Matteo Cavagna

Personal information
- Full name: Matteo Sergio Cavagna
- Date of birth: 22 September 1985 (age 40)
- Place of birth: Turin, Italy
- Height: 1.77 m (5 ft 9+1⁄2 in)
- Position: Midfielder

Youth career
- Juventus

Senior career*
- Years: Team / Apps / (Gls)
- 2004–2005: Juventus / 0 / (0)
- 2005–2010: Ravenna / 81 / (7)
- 2007–2008: → Pro Sesto (loan) / 17 / (0)
- 2011–2017: Prato / 151 / (5)
- 2017: → Lupa Roma (loan) / 4 / (0)
- 2017–2018: Albese

= Matteo Cavagna (footballer, born 1985) =

Italian footballer

Matteo Sergio Cavagna (born 22 September 1985) is an Italian footballer who plays as a midfielder for Albese.

==Career==
A former Juventus youth product, in the summer of 2005, Cavagna left for Ravenna in a co-ownership deal, for a nominal fees of €500. After Ravenna won the Serie C1 Group B Championship in 2007, Cavagna was loaned to Pro Sesto of Serie C1.

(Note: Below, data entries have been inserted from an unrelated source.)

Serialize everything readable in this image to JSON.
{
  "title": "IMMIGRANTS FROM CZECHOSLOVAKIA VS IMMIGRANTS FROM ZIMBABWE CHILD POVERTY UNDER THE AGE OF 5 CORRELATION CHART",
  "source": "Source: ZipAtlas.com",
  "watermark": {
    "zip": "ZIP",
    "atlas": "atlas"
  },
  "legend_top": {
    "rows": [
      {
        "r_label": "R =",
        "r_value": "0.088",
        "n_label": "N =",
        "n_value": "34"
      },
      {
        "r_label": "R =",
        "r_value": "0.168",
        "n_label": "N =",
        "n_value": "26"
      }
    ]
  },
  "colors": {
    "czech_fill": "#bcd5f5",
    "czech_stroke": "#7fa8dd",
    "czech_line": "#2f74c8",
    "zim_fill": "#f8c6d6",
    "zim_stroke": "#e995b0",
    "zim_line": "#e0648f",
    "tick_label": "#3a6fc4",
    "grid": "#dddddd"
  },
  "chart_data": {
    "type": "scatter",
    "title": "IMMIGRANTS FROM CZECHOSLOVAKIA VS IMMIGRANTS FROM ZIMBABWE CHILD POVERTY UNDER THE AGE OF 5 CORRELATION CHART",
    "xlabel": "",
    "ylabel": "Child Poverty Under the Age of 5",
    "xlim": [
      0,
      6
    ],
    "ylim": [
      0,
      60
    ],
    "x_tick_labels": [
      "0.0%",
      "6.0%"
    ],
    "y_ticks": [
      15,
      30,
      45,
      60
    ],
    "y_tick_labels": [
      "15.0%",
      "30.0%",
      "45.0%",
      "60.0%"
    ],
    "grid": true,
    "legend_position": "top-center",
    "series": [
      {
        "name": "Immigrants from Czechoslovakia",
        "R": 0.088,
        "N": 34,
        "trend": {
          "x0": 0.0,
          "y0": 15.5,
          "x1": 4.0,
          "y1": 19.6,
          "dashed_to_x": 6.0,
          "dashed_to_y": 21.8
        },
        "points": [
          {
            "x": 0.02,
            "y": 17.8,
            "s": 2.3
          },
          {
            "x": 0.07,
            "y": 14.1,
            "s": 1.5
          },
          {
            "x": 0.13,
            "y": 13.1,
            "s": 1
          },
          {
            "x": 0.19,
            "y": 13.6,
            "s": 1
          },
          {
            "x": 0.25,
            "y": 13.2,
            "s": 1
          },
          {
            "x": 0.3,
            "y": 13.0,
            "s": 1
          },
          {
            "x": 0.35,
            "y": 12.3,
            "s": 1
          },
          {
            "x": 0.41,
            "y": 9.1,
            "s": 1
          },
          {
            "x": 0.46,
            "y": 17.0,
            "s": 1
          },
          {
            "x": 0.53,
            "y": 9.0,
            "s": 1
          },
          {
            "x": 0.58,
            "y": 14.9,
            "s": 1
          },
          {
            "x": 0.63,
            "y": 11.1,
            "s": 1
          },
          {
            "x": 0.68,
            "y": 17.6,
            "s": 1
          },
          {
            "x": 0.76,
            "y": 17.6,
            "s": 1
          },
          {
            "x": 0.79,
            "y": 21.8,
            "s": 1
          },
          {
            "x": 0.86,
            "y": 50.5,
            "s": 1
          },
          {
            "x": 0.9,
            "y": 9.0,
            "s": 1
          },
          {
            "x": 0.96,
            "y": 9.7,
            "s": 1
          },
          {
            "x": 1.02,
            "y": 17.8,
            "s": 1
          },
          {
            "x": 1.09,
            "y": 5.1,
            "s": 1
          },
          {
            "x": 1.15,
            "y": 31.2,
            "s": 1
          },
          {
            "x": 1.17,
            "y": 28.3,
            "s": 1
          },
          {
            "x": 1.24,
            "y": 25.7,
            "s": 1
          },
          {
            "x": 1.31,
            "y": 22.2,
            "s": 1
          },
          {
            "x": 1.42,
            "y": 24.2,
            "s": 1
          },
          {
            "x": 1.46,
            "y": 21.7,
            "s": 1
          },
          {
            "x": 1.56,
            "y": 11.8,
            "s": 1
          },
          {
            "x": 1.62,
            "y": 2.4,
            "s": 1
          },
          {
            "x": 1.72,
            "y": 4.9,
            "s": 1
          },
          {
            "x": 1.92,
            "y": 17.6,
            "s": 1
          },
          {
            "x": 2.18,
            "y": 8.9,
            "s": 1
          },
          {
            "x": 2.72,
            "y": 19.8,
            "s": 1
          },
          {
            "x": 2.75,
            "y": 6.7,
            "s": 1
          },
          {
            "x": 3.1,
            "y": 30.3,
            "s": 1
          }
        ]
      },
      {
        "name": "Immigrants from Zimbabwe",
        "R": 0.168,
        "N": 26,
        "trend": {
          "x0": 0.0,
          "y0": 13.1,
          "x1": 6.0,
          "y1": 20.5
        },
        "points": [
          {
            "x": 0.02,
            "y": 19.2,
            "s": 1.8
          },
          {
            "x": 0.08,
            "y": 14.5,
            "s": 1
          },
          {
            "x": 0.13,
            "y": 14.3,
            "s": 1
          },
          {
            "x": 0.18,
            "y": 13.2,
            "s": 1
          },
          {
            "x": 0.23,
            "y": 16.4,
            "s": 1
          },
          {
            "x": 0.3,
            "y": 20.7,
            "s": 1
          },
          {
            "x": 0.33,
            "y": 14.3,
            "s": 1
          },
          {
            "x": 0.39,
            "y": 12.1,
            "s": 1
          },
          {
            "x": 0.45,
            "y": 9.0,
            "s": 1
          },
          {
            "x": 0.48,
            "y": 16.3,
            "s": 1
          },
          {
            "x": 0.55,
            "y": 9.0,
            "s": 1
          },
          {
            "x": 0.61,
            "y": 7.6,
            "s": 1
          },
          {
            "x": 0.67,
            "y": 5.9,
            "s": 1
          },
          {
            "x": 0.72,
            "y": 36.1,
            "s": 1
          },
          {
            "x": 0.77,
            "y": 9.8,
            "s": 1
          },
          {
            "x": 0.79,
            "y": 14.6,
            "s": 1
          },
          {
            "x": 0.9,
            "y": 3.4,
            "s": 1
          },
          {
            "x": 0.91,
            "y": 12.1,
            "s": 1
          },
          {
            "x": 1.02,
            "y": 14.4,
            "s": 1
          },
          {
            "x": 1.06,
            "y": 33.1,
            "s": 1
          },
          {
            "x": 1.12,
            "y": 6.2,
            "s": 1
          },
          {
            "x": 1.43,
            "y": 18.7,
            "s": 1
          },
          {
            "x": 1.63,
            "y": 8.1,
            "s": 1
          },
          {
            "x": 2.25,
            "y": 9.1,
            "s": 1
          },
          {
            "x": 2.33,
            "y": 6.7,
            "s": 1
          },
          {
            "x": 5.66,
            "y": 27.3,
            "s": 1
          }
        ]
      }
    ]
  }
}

In June 2009 Ravenna purchase the remaining 50% registration rights of Cavagna. In 2011, he was signed by A.C. Prato.

On 7 July 2014 Cavagna signed a new 3-year contract with the club.

On 27 January 2017 Cavagna left for Lupa Roma F.C. in a temporary deal, with Tommaso Ceccarelli moved to opposite direction.

On 6 December 2017, Cavagna signed for Albese Calcio.